Inalillahi wa inailaihi rojiun…Jawaban dokter membuatku lemas, membuat istriku menahan tangis. Ternyata penantian kami akan menjadi lebih lama…
Menurut dokter, terdeteksi seonggok Miom dengan diameter 11 cm. Benda inilah yang memupuskan harapan kami. Lebih tak menentu lagi, kami dilarang melakukan operasi pengangkatan Miom dikarenakan menurut dokter akan menyebabkan pendarahan besar. “Bisa-bisa, kalau dokternya panik saat pendarahan, rahimnya nanti diangkat…”, katanya meyakinkanku. Rahim diangkat? Tak bisa punya anak dong? Saat itu ingin rasanya aku koprol sambil bilang wow seribu kali…
Langkah cepat kubicarakan dengan Istri, pengobatan alternatif pilihannya. Jadilah istriku rutin berkunjung setor pada seorang tabib seminggu dua kali. Selain dipijit (Masya Allah…baru aku tahu bahwa penderita Miom maupun Kista tak boleh dipijit karena jika benda itu pecah akan terjadi perdarahan dalam…fiuuhhh…) istriku juga diberi ramuan obat yang rasanya bikin adem panas (jangankan rasanya, baunya saja sudah bikin flyyyy…). Singkat kata, setelah beberapa bulan terapi kami mencoba USG untuk mengetahui sejauh mana kesaktian pak Tabib (ehhh…padahal ini dilarang Tabibnya loo…). Kami mencoba pada dokter yang berbeda (sekalian nyari second opinion gitchhuuu…), hasilnya mengejutkan! Benda itu masih ada di tempatnya dengan ukuran yang sama. Namun ada hal lain yang mengejutkan kami, dokter kedua menyatakan bahwa istriku mempunyai kista (bukan miom, ehhh…kista sama miom beda too…) dan yang paling penting, benda itu…BOLEH DIANGKAT dan TANPA PENDARAHAN BESAR (tidak seperti kata dokter pertama). Wuiiihhh…dua dokter, dua diagnosa.
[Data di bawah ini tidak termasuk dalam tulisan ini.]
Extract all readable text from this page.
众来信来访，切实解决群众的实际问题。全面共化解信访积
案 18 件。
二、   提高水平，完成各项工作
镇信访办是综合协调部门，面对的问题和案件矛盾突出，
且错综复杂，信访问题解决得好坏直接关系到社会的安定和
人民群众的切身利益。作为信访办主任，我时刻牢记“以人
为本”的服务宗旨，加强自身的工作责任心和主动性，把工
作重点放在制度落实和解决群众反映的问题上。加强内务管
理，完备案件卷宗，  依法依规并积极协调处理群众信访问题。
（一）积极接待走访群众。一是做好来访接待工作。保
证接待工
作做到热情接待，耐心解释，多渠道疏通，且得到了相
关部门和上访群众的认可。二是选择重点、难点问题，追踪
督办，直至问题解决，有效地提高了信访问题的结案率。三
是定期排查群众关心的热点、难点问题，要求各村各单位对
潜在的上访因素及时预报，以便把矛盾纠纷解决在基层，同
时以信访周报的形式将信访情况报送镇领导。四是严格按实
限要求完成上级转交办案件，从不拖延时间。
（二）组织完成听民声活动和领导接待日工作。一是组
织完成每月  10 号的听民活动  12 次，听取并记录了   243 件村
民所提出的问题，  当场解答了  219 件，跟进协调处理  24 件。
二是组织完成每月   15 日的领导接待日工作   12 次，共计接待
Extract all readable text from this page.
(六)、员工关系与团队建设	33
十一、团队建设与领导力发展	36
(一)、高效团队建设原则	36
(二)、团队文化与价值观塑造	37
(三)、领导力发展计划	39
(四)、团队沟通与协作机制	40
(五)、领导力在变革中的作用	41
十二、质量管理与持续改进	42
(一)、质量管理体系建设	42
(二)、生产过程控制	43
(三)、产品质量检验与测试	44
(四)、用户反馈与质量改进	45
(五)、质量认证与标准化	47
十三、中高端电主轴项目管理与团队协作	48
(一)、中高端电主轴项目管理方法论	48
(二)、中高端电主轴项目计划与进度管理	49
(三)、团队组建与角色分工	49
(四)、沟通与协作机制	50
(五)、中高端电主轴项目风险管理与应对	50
Bingung karenanya, kami mendatangi dokter ketiga. Hasilnya Kista-Boleh Diangkat-Tanpa Pendarahan Besar. Skor 2 lawan 1. Belum puas kami mendatangi dokter keempat hasilnya tak jauh beda, Kista-Disarankan Diangkat-Resiko Sedikit. Skor 3 lawan 1. Karena jumlah dokter kandungan hanya empat, kami coba kembali lagi pada dokter pertama. Hasilnya? Skor 4 melawan 1, Kista-Harus Diangkat-Resiko Rendah (walaahhh…dokternya sama, diagnosa awal sama akhir beda…Yah, kata Heraklitos semua pasti berubah, karena yang tetap hanyalah perubahan itu sendiri…hehehe).
29 Desember 2010, terucap salam perpisahan dari kami teruntuk kista. Sebuah operasi yang membekaskan sebentuk lintah di perut istriku, kembali menyulut harapan. Kata orang kami harus menunggu dua tahun agar dapat memiliki anak. Namun Allah berkehendak lain, hanya selang satu bulan istriku memberitahuku bahwa ada kehidupan dalam rahimnya. Tak percaya rasaku…tapi itulah kenyataannya. Kini, sosok bayi cantik telah hadir dalam dekapan tidur malam kami.
Sahabat…karena peristiwa itulah kami sangat menghargai sebentuk kehidupan bernama bayi, mengutuk keras ibu-ibu palsu yang menelantarkan bahkan membunuh bayinya sendiri. Kami sadar bahwa waktu penantian kami adalah sebuah harga yang pantas untuk bayi itu. Bagi sahabat yang “lancar jaya” dalam memiliki anak, kami titip pesan “jangan lukai hati kami dengan menyakiti mereka”. Perjuangan kami untuk memiliki bayi, mengasah hati kami untuk menghargai keberadaan mereka meski tak memiliki. Bagi sahabat yang masih menanti…jangan putus asa, waktu yang kalian lewati bersama akan mengasah jiwa mulia kalian. Tuhan akan memberikan bayi emas untuk orang-orang seperti ini. Mereka akan hadir, jika kedua orang tuanya masih berengkuhan menyambutnya tak peduli lama waktu yang mesti ditunggu.
O ya, nama depan anakku adalah AUFA. Nama itu kudapat dari sebuah buku yang artinya Tepat. Sahabat pasti paham kenapa aku memberi nama itu bukan?